100 GW of Solar PV Now Installed in the World

Posted on February 14th, 2013 by

100 GWof Solar PV Now Installe Worldwide

According to preliminary numbers from the European Photovoltaic Industry Association (EPIA), cumulative global installed solar PV capacity has topped the 100-gigawatt (GW) milestone. There’s another important milestone in the EPIA’s report of solar PV. Countries outside of Europe connected 13 GW, up from 8 GW in 2011 and just 3 GW in 2010. Thirteen nations are already in the gigawatt-club of cumulative solar installations: Germany, Italy, the U.S., China, Japan, Spain, France, Belgium, Australia, the Czech Republic, the U.K., Greece, and India.

GE Grabs Wind Installation Crown from Vestas

Preliminary rankings of global wind installation capacity show longtime market leader, Vestas looking up at someone else. GE’s success can be accredited almost entirely to the booming US wind market, where roughly 13 gigawatts was installed in 2012 in the midst of a mad rush to get wind projects completed ahead of the expiring production tax credit. Almost three-quarters of GE’s 2012 capacity were domestic installations. And these local installs are what boosted GE over its more international competitors.

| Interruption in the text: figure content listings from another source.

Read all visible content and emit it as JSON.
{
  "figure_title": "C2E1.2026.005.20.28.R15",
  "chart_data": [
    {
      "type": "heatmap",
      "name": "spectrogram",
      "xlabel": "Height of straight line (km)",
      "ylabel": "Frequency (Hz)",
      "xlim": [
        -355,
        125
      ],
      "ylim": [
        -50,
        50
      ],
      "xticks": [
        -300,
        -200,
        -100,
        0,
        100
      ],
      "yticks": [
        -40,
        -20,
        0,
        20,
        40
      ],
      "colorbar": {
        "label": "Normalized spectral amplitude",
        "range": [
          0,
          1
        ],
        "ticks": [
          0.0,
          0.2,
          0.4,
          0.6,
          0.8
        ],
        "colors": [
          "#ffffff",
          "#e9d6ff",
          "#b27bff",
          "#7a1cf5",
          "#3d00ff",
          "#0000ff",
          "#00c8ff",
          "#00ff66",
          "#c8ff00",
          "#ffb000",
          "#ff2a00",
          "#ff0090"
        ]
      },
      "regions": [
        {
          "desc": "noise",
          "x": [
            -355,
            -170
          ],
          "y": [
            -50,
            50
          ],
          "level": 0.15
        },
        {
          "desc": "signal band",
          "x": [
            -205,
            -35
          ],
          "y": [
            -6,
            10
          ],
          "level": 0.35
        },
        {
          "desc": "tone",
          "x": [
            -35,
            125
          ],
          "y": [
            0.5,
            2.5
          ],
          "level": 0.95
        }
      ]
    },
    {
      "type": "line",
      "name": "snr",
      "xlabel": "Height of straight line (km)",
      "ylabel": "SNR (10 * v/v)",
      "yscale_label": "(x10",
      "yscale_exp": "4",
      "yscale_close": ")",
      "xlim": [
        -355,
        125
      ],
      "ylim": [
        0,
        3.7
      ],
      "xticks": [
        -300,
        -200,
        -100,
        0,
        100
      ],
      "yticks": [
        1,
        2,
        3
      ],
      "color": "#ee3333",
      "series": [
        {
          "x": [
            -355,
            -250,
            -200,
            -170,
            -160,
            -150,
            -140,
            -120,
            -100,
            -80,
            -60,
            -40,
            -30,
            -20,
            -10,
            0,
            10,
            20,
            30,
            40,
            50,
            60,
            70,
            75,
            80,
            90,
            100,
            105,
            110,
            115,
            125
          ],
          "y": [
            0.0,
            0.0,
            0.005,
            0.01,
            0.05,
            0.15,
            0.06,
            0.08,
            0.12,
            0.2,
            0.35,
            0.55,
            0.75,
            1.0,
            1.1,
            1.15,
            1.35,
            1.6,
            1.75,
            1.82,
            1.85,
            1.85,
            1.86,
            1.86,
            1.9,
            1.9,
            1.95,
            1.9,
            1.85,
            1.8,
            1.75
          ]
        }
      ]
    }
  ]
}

A Cooler Way to Protect Silicon

A team of MIT researchers has found a way to passivate silicon at room temperature, which could be a blessing to solar-cell production and other silicon-based technologies. The research, by graduate student Rong Yang and engineering professors Karen Gleason and Tonio Buonassisi, was recently published. Typically, silicon surfaces are passivated with a coating of silicon nitride, which requires heating a device to 400 degrees Celsius. By contrast, the process Gleason’s team uses decomposes organic vapors over wires heated to 300 C, but the silicon itself never goes above room temperature. The energy used in manufacturing silicon solar cells is a critical because these lower temperatures could significantly reduce manufacturing costs.

China’s Hainan Province Ponders on Electric Vehicles Demonstration Project

Industry experts were all optimistic concerning the future of Hainan province’s electric vehicles market. Experts pointed out the challenges and opportunities of making the province an electric vehicle demonstration island, and said further research together with favorable government policies is necessary. The ambitious 10,000-vehicle goal is half the number of new energy vehicles on all of China’s roads today, and is quite likely to make Hainan hold highest density of such vehicles.